President Trump promised to reform welfare, and in August, he did so, reversing President Obama’s unlawful 2012 waiver of Congress’s 1996 work requirements for welfare recipients. These mandates, combined with the law’s five-year limit on welfare enrollment, had spectacularly succeeded in increasing independence, halving the welfare caseload within five years, by encouraging women to leave the program for jobs and prompting others to look for work instead of applying for welfare benefits in the first place. While the rolls shrank, the number of employed single mothers soared, and their wages shot up, too. Meanwhile, contrary to the gloomy warnings of even such wise observers as Senator Daniel Patrick Moynihan (who, by then, evidently had drunk the lack-of-opportunity Kool-Aid), child poverty notably declined, and black child poverty hit a historical low.

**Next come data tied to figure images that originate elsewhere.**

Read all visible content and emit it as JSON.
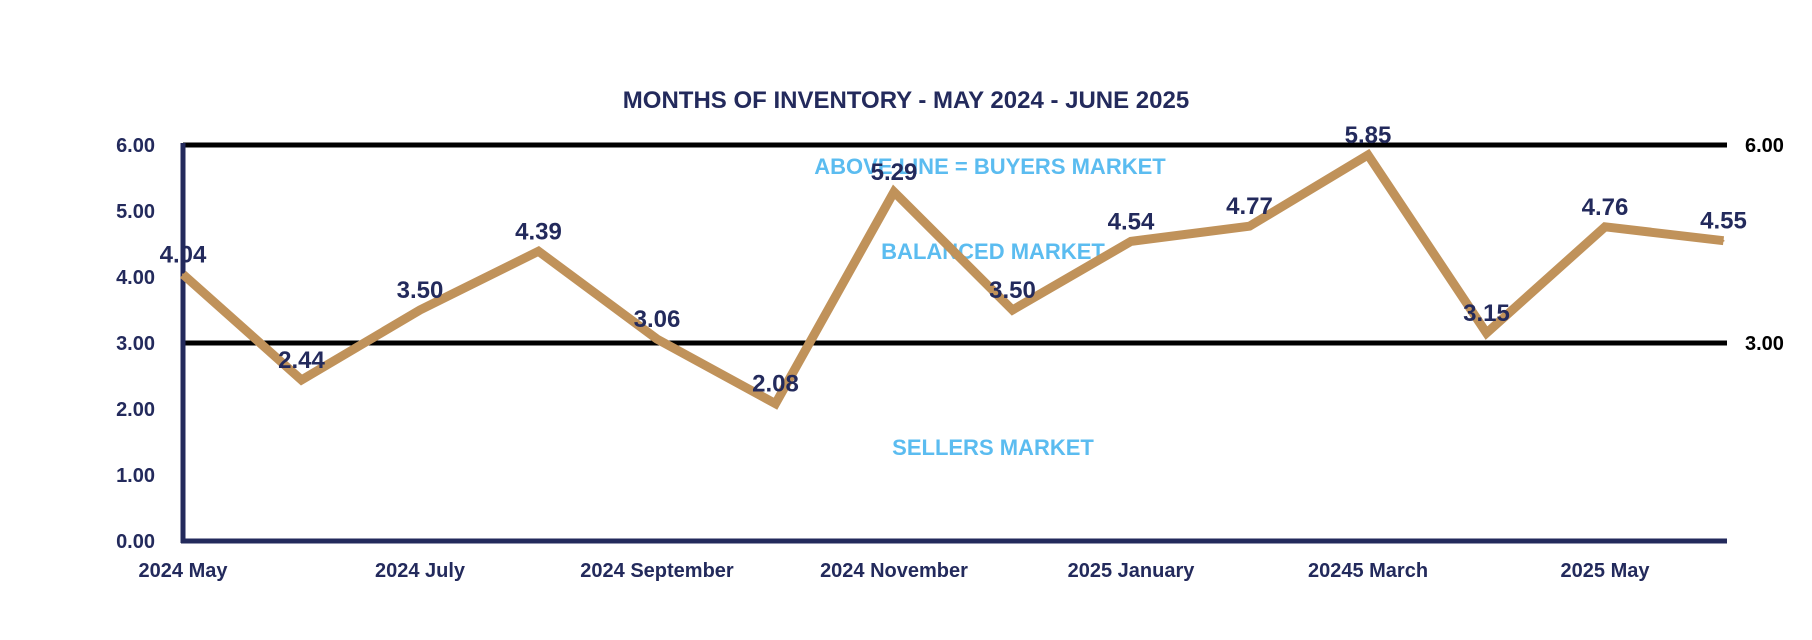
{
  "chart_data": {
    "type": "line",
    "title": "MONTHS OF INVENTORY - MAY 2024 - JUNE 2025",
    "categories": [
      "2024 May",
      "",
      "2024 July",
      "",
      "2024 September",
      "",
      "2024 November",
      "",
      "2025 January",
      "",
      "20245 March",
      "",
      "2025 May",
      ""
    ],
    "values": [
      4.04,
      2.44,
      3.5,
      4.39,
      3.06,
      2.08,
      5.29,
      3.5,
      4.54,
      4.77,
      5.85,
      3.15,
      4.76,
      4.55
    ],
    "data_labels": [
      "4.04",
      "2.44",
      "3.50",
      "4.39",
      "3.06",
      "2.08",
      "5.29",
      "3.50",
      "4.54",
      "4.77",
      "5.85",
      "3.15",
      "4.76",
      "4.55"
    ],
    "x_tick_labels": [
      "2024 May",
      "2024 July",
      "2024 September",
      "2024 November",
      "2025 January",
      "20245 March",
      "2025 May"
    ],
    "y_tick_labels": [
      "0.00",
      "1.00",
      "2.00",
      "3.00",
      "4.00",
      "5.00",
      "6.00"
    ],
    "ylim": [
      0,
      6
    ],
    "grid": false,
    "reference_lines": [
      {
        "value": 3,
        "label": "3.00"
      },
      {
        "value": 6,
        "label": "6.00"
      }
    ],
    "annotations": {
      "buyers": "ABOVE LINE = BUYERS MARKET",
      "balanced": "BALANCED MARKET",
      "sellers": "SELLERS MARKET"
    },
    "colors": {
      "line": "#c0925a",
      "axis": "#232a5c",
      "text": "#232a5c",
      "reference": "#000000",
      "annotation": "#5bbcf0"
    }
  }
}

But President Trump, who loves to say the unsayable, might take welfare reform a step beyond workfare. Times have changed since 1996, and not just from an economic point of view. With the stigma on illegitimacy gone, probably forever—so much so that political correctness forbids even the word—if a woman wants to have a baby out of wedlock, and has the money or the talent to raise the child decently, Western culture no longer minds, hard as it is to raise a kid on one’s own. Conservatives have lost that battle of the culture wars, along with many others, and Trump is hardly the man to refight this one. But what does remain morally distasteful to most Americans, even if they vaguely support the idea of reparations for blacks, is to demand money from your neighbors to support a baby you knew you couldn’t afford to raise—holding him or her as a kind of hostage. “Pay me, or the baby starves!”
The answer should be no. Such a demand is flat-out wrong. Your neighbors have their own problems paying their own bills, and in the twenty-first century this is not the only option. With birth control cheap and universally available, getting pregnant is a choice, for which you are responsible. In an age when legal abortion (and Vladimir Putin’s ban on U.S. adoptions of Russian kids) has made adoptable babies scarce, and when the legalization of gay marriage and gay adoption has increased demand, babies face a large universe of potential adoptive parents able to raise and love them. A pregnant single woman who does not want an abortion but can’t afford to house, feed, and nurture a child, should give her baby up for adoption. In any event, she should not have the unjust alternative of dragooning her taxpaying neighbors into paying her a salary for having an out-of-wedlock child.